Biomimetic engineering of spider silk

29 Mar 2016 NUS biologists discovered the mechanistic understanding of silk formation, the spinning process, and property-structure relationship as the key to mass-produce man-made spider silk.

Spider silk is one of the most extraordinary natural fibres, which is assembled from one or more large silk proteins, each comprising multiple modular units. Nevertheless, spider silk is still not widely used due to the difficulty in large-scale farming. To make use of “nature’s super fibres”, biomimetic production of spider silk is a good option. A team led by Prof YANG Daiwen from the Department of Biological Sciences in NUS found the structures of individual protein units and their roles in conferring silk formation and silk property [1,3,4] which enabled his group to design and produce artificial silk fibres that have higher tensile strength but lower elasticity and toughness, compared to their natural counterparts [2]. Prof Yang’s group also discovered a novel silk protein unit that can be produced in high yield using an E. coli expression system. Different from other silk protein units, this unit alone can form silk-like fibres. With the availability of this small unit, one will be able to produce artificial silk in a large amount.

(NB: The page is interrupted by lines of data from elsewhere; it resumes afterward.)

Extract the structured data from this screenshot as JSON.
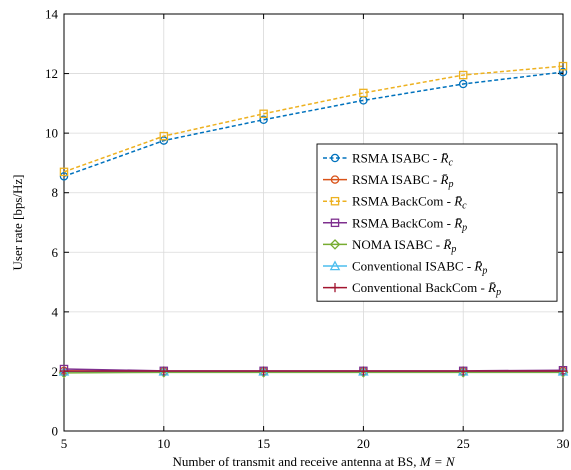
{
  "chart_data": {
    "type": "line",
    "xlabel": "Number of transmit and receive antenna at BS, ",
    "xlabel_math": "M = N",
    "ylabel": "User rate [bps/Hz]",
    "xlim": [
      5,
      30
    ],
    "ylim": [
      0,
      14
    ],
    "xticks": [
      "5",
      "10",
      "15",
      "20",
      "25",
      "30"
    ],
    "yticks": [
      "0",
      "2",
      "4",
      "6",
      "8",
      "10",
      "12",
      "14"
    ],
    "grid": true,
    "legend_position": "right",
    "x": [
      5,
      10,
      15,
      20,
      25,
      30
    ],
    "series": [
      {
        "name": "RSMA ISABC - ",
        "math": "R̄",
        "sub": "c",
        "color": "#0072BD",
        "marker": "circle",
        "dash": "dashed",
        "values": [
          8.55,
          9.75,
          10.45,
          11.1,
          11.65,
          12.05
        ]
      },
      {
        "name": "RSMA ISABC - ",
        "math": "R̄",
        "sub": "p",
        "color": "#D95319",
        "marker": "circle",
        "dash": "solid",
        "values": [
          2.02,
          2.0,
          2.0,
          2.0,
          2.0,
          2.02
        ]
      },
      {
        "name": "RSMA BackCom - ",
        "math": "R̄",
        "sub": "c",
        "color": "#EDB120",
        "marker": "square",
        "dash": "dashed",
        "values": [
          8.7,
          9.9,
          10.65,
          11.35,
          11.95,
          12.25
        ]
      },
      {
        "name": "RSMA BackCom - ",
        "math": "R̄",
        "sub": "p",
        "color": "#7E2F8E",
        "marker": "square",
        "dash": "solid",
        "values": [
          2.08,
          2.02,
          2.02,
          2.02,
          2.02,
          2.04
        ]
      },
      {
        "name": "NOMA ISABC - ",
        "math": "R̄",
        "sub": "p",
        "color": "#77AC30",
        "marker": "diamond",
        "dash": "solid",
        "values": [
          1.95,
          1.97,
          1.97,
          1.97,
          1.97,
          1.97
        ]
      },
      {
        "name": "Conventional ISABC - ",
        "math": "R̄",
        "sub": "p",
        "color": "#4DBEEE",
        "marker": "triangle",
        "dash": "solid",
        "values": [
          2.0,
          2.0,
          2.0,
          2.0,
          2.0,
          2.0
        ]
      },
      {
        "name": "Conventional BackCom - ",
        "math": "R̄",
        "sub": "p",
        "color": "#A2142F",
        "marker": "plus",
        "dash": "solid",
        "values": [
          2.01,
          2.01,
          2.01,
          2.01,
          2.01,
          2.01
        ]
      }
    ]
  }
}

The artificial silk with exceptional mechanical properties can be used in defense and other areas in which light weight, toughness, strength, hardness and elasticity are required, provided it can be mass-manufactured. In addition, the strong silk can be used to repair damaged ligaments in patients. The strategy developed for silk design can be applied to the incorporation of functional modules into silk proteins for the production of silk fibres with desired biochemical or biophysical functions.

To mass-produce artificial silk with properties comparable or superior to those of natural silk, Prof Yang’s group will study the molecular mechanism of silk formation, the silk property-structure relationship, and the silk spinning process using native-like silk proteins in the next few years. At the same time, they will optimise protocols for generating silk proteins in a cost-effective way and develop new devices for spinning the proteins into silk fibres.

Spider web silk proteins have been a major focus in other research groups. Spider prey-wrapping silk has the highest toughness and its repetitive units are stable and easily obtained. So, it has been chosen by Prof Yang to unravel the secrets of spider silk. Since native silk proteins function differently from their individual units, the use of native-like silk proteins for understanding silk formation and production has become the major focus of Prof Yang’s laboratory.


Figure shows a new silk protein was designed on the basis of silk genes identified from a local golden web spider and structures of individual silk protein units. The designed protein was purified from an E.coli expression system. In the presence of shear force, the protein self-assembled to form ball-like structures and then further to become silk fibres. The fibres produced from an egg case-like protein were stronger than the natural egg case silk fibres. [Image credit: Yang Daiwen]



1. Wang S, Huang W, Yang D. “Structure and function of C-terminal domain of aciniform Spidroin” Biomacromolecules, 15 (2014) 468.

2. Lin Z, Deng Q, Liu X, Yang D. “Engineered large spider eggcase silk protein for strong artificial fibers” 25 (2013)1216.

3. Wang S, Huang W, Yang D. “NMR structure note: repetitive domain of aciniform spidroin 1 from nephila antipodiana” 54 (2012) 415.

4. Lin Z, Huang W, Zhang J, Yang D. “Solution structure of eggcase silk protein and its implications for silk fiber formation" Proc. Natl. Acad. Sci. USA 106 (2009) 8906.